Mi Hummel 28/12/2013
Em busca de uma identidade através do odor.
“(...)Seria capaz de criar um perfume não só humano, mas sobre-humano; um perfume angelical, tão indescritivelmente bom e pleno de energia vital, que quem o respirasse ficaria enfeitiçado e quem o usasse amaria Grenouille de todo o coração. Sim, era preciso que o amassem, quando estivessem debaixo do sortilégio do seu perfume; não apenas que o aceitassem como um deles, mas que o amassem até à loucura, até ao autosacrifício, que estremecessem de delírio, que gritassem, que chorassem de volúpia sem saber porquê, era preciso que caíssem de joelhos como ante o odor frio de Deus, sempre que o cheirassem, a ele,Grenouille!"
Primeiro eu havia assistido ao filme.
E, como acontece na maioria das vezes que me deparo com uma obra assim, acabo não a admirando de primeira.
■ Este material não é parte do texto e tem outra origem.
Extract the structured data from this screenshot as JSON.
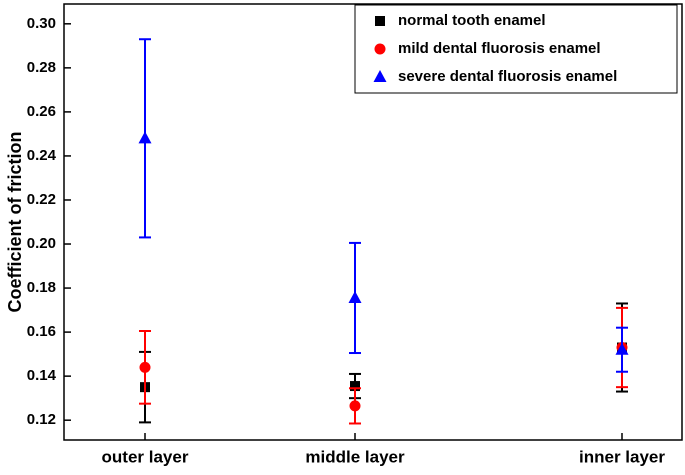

Interessante. Acredito que vamos amadurecendo até mesmo em questão de leitura. Ao ponto em que conseguimos ler algo de mente aberta, atentos aos significados e correlações psíquicas mais profundos e, aquela obra, de princípio rejeitada, passa a ter o seu valor. E como é grandioso o seu valor!
Lembrei do filme por ocasião de minha dissertação de final de curso. Que, ora! Falava sobre o perfume enquanto mercadoria de reconhecimento. E deu-se o estalo! Li o livro em questão de horas, devorando, engolindo abruptamente e aos trancos.
A obra do escritor alemão descreve a obsessão do jovem Grenouille, nascido entre as carcaças de peixes podres nas ruas fétidas de Paris, pelo alcance do reconhecimento através do odor.
Toda a jornada da personagem é a busca por um odor pessoal, capaz de causar sensibilidade às pessoas à sua volta, capaz de
outorgar-lhe poder: o poder de um Deus. O que é extremamente interessante se pensarmos que o perfume surgiu de um ato religioso. Os povos primitivos queimavam ervas para que o perfume chegasse até os Deuses. ( Inclusive, perfume significa " através do fumo" em sua forma latinizada.)
Aliás, o ato de borrifar perfume em si e nos demais objetos pessoais chegou a substituir a higiene por um certo período.
Perfumar-se também está ligado à sedução...(fato que não escapa à Suskind)
Um dos principais problemas de Grenouille é não possuir um odor. (Ou seria uma identidade?) e é por isso que ele se joga na busca por um cheiro mágico em um mundo decadente. Grenouille acreditava que, ao reter para si a fragrância, conseguiria o amor e o reconhecimento dos demais.
O que ele consegue?
Uma reação primitiva, grotesca e devoradora.
"(...) Em seguida e de um só golpe, a última barreira quebrou-se dentro deles e com ela o círculo. Precipitaram-se para o anjo, caíram-lhe em cima, prostraram-no por terra. Cada um queria tocar, cada um pretendia a sua parte, possuir uma pequena pluma, uma pequena asa, uma centelha do seu fogo radioso. Arrancaram-lhe as roupas, os cabelos, arrancaram-lhe a pele, cravaram-lhe as unhas e os dentes na
carne, atacaram-no como hienas."
O homenzinho sucumbe aos que deveriam adorá-lo. Mas...Até neste ato de sacrifício Grenouille evoca a figura religiosa do Cristo que deu sua carne e sangue na ceia derradeira.
Portanto, leitor, não subestime a força da obra de Suskind como eu o fiz.